Someone responded to a post of mine, which was critical of evolution. I grew up mindlessly accepting the secular gospel, that evolution is just a given, a scientific fact and did not give it another thought. The writer/respondent wondered if instead of “evolving”, we were really “devolving”. In some ways man has, in some sense, become better. But in so many ways, the things that are truly important, we have become more depraved, more alienated, more fixated on the true object of our affection, that being “me, myself and I”.
Obviously evolution is a rather pitiful attempt to deny God and to create some kind of phoney paradigm where, given enough time over “millions and millions of years”, that somehow, completely by chance, an incredibly sophisticated environment, would create incredibly sophisticated beings, all by complete chance. (Unless of course you believe the outside of the evolution fringe which tries to convince us aliens came here and started the human race, if not the entire ecosphere. That of course begs the question how aliens came about, but the evolution fringe element really doesn’t go that far, and frankly doesn’t seem to think that deeply.) Most real scientists today are rejecting Darwinian evolution and are growing in their perception of a design of the universe that is more and more incredibly complicated. The idea that says that this happened all by accident is becoming more and more discredited.
I am certainly not anti-intellectual, but those who pose as “intellectuals”, seem to more and more be anti-intellectual. There seems to be this element that thinks that education is more of an indoctrination, a learning of essential facts in order to continue to maintain the status quo, instead of what true science is, which is to continue to question, There is not supposed to be a science orthodoxy, a faith system that dictates that these are “facts” and not to be disputed. But there certainly is a scientism faith system. At least a deistic system (like Christianity)provides for some kind of tangible reality of creation. But the evolution, fringe element, moves even more to the fantastic, when it’s high priest, if not Pope, Stephen Hawking decides ex cathedra, that obviously there has always been gravity and that is what continues to pull the universe together and kicks off the whole “Big Bang”. I’m not opposed to the “Big Bang”, if God chose to use that as His method of kicking off the universe great! What better way than in an incredible flash of light that rocketed out from a tiny bit of mass. But to say that it was somehow always present and self- perpetuating is a faith system that demands a great deal more faith than God the Father of our Lord Jesus, the God of Abraham, Isaac and Jacob.
God created us to be perfect, we, represented by Adam, decided, that what He did wasn’t good enough, we wanted more and basically Adam waved God off and said, no it’s all about me and what I want. That is the break in our relationship with God. From there sin did and continues to break us down, drive us further from Him, because more and more it’s all about us. So yes, we are “devolvoing” in the sense that we are moving farther away from God and making ourselves an idol. The farther we are from the Father, the more it’s about us, the more debased we become and yes, more like a “survival of the fittest” versus the love for the Father being projected on all those around us and from us to everyone else. The whole evolution argument is about us justifying that it’s about us and that God doesn’t matter. We find out who does, because the farther we are away from Him, the more debased, sinful we become the less human and compassionate and more about me. We can either realize how far we’ve fallen and strive for reality of Jesus. Or we can keep tanking and wonder why things have become more evil.

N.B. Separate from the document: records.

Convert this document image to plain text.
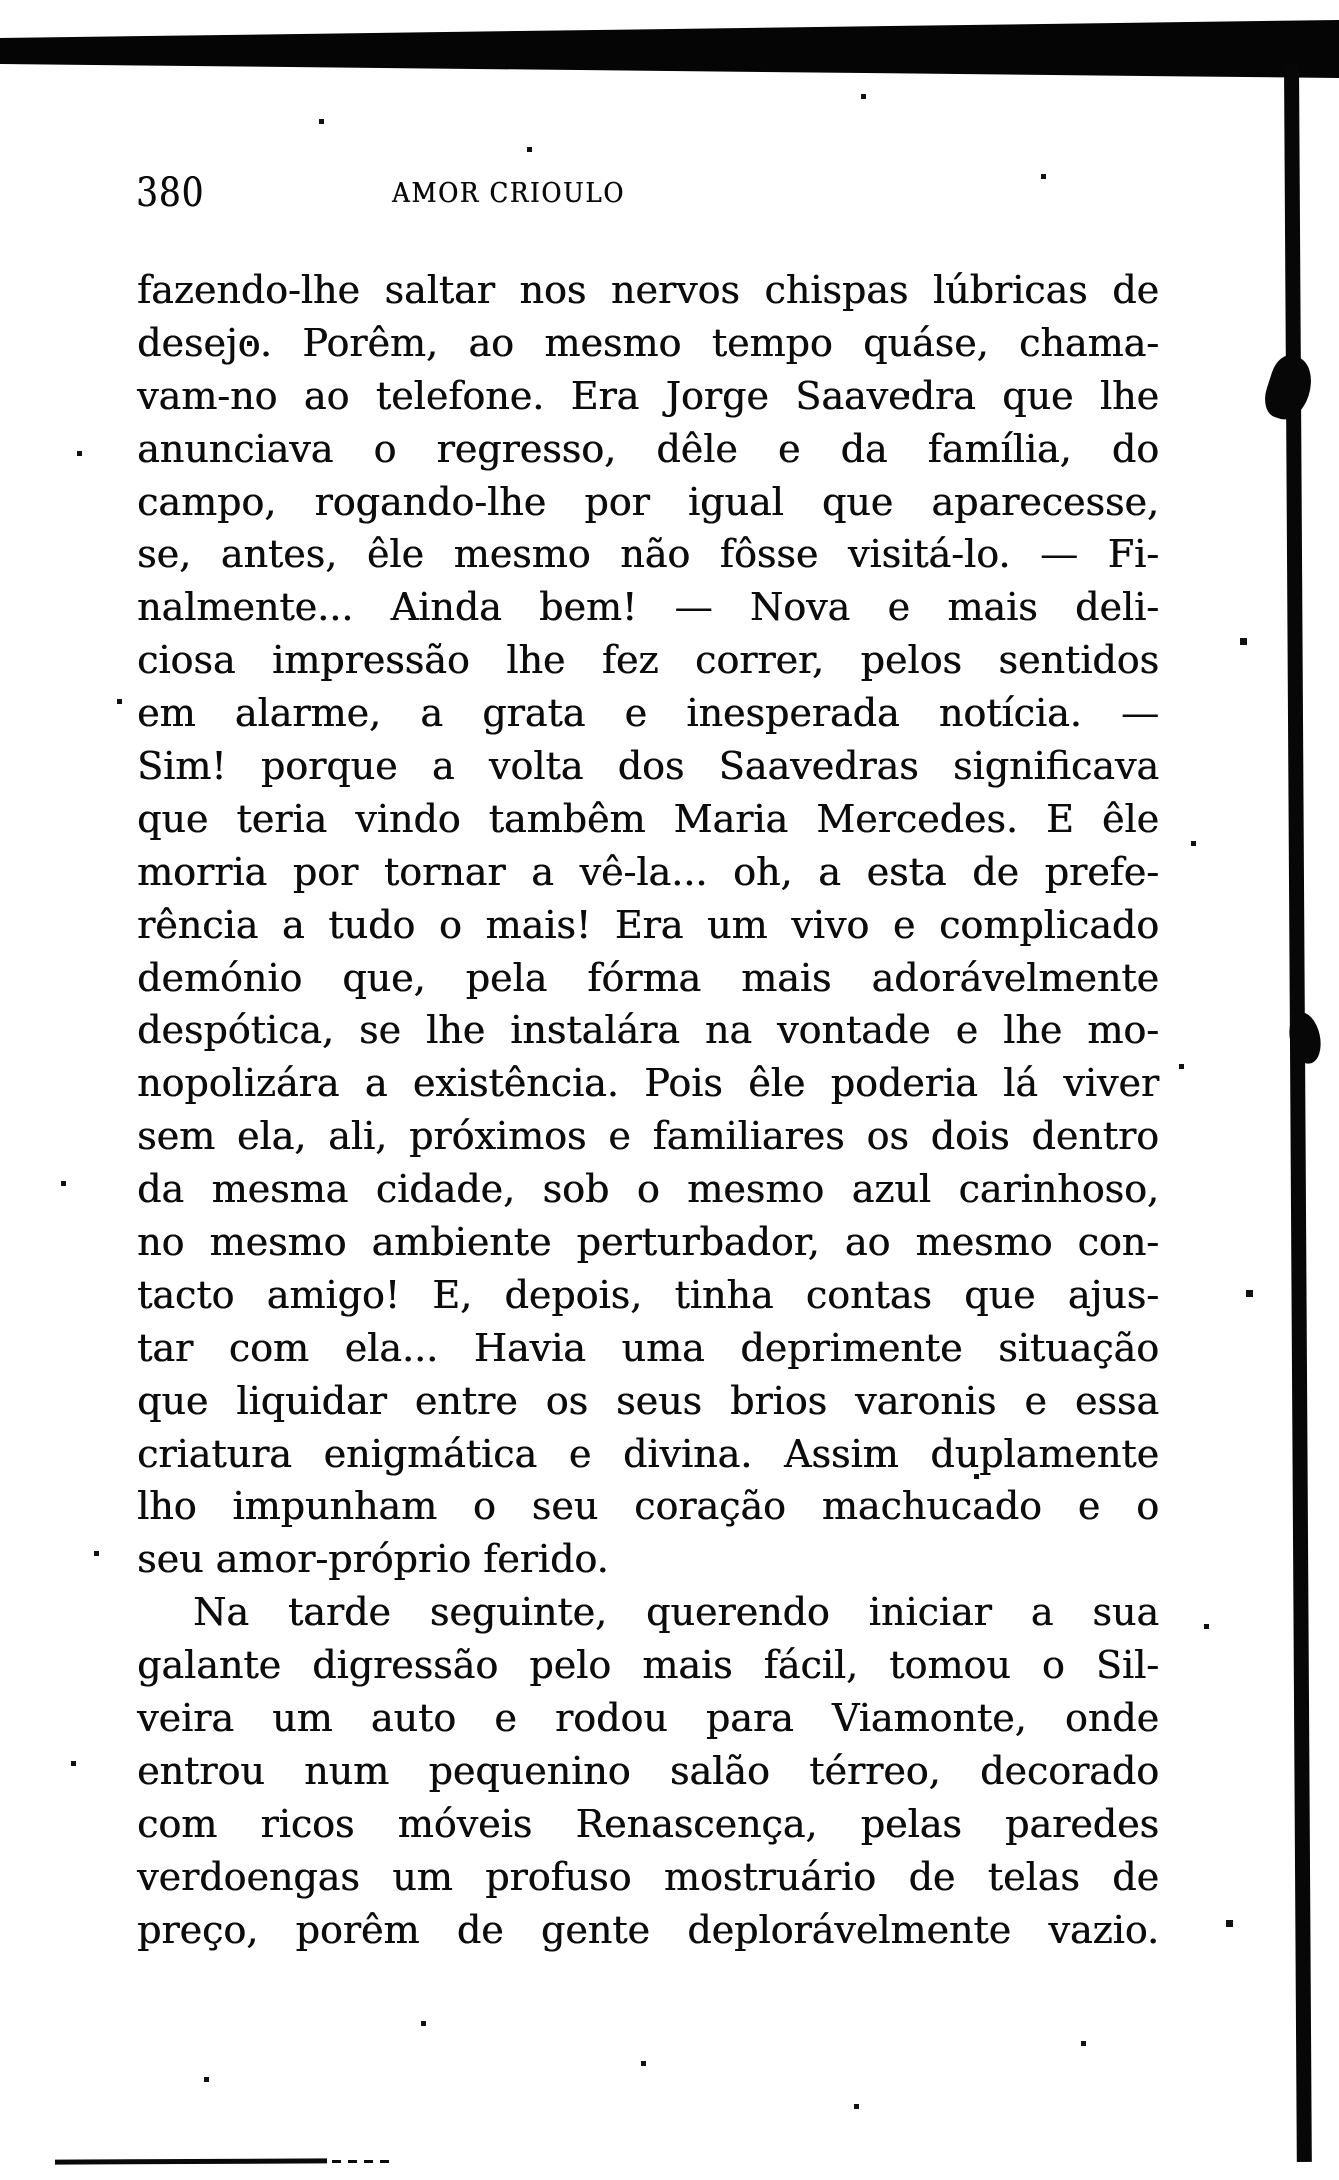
380	AMOR CRIOULO
fazendo-lhe saltar nos nervos chispas lúbricas de
desejo. Porêm, ao mesmo tempo quáse, chama-
vam-no ao telefone. Era Jorge Saavedra que lhe
anunciava o regresso, dêle e da família, do
campo, rogando-lhe por igual que aparecesse,
se, antes, êle mesmo não fôsse visitá-lo. — Fi-
nalmente... Ainda bem! — Nova e mais deli-
ciosa impressão lhe fez correr, pelos sentidos
em alarme, a grata e inesperada notícia. —
Sim! porque a volta dos Saavedras significava
que teria vindo tambêm Maria Mercedes. E êle
morria por tornar a vê-la... oh, a esta de prefe-
rência a tudo o mais! Era um vivo e complicado
demónio que, pela fórma mais adorávelmente
despótica, se lhe instalára na vontade e lhe mo-
nopolizára a existência. Pois êle poderia lá viver
sem ela, ali, próximos e familiares os dois dentro
da mesma cidade, sob o mesmo azul carinhoso,
no mesmo ambiente perturbador, ao mesmo con-
tacto amigo! E, depois, tinha contas que ajus-
tar com ela... Havia uma deprimente situação
que liquidar entre os seus brios varonis e essa
criatura enigmática e divina. Assim duplamente
lho impunham o seu coração machucado e o
seu amor-próprio ferido.
Na tarde seguinte, querendo iniciar a sua
galante digressão pelo mais fácil, tomou o Sil-
veira um auto e rodou para Viamonte, onde
entrou num pequenino salão térreo, decorado
com ricos móveis Renascença, pelas paredes
verdoengas um profuso mostruário de telas de
preço, porêm de gente deplorávelmente vazio.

Our God is very much a living God, to quote the Newsboys “God’s not dead He’s surely alive, He’s living on the inside, roaring like a lion”. He roars to give us the integrity, courage, strength to live a life that truly worships and strives to serve a completely holy, perfect, sanctified God. He made all creation so that we could live as very complicated beings in an environment that supports us. We continue the intellectual challenge of understanding His creation and also Him, in order that we might grow to be more like Him, and not to be about what it is that I want, what I decide is important. When we grow towards God the Father, Son and Holy Spirit we don’t “evolve”, but we become more like Christ. That’s our true goal, we’re not going to evolve that way, it’s going to be about having the faith that God gives us to trust what the Holy Spirit is doing in us and to proceed out into the world in God’s will, not ours.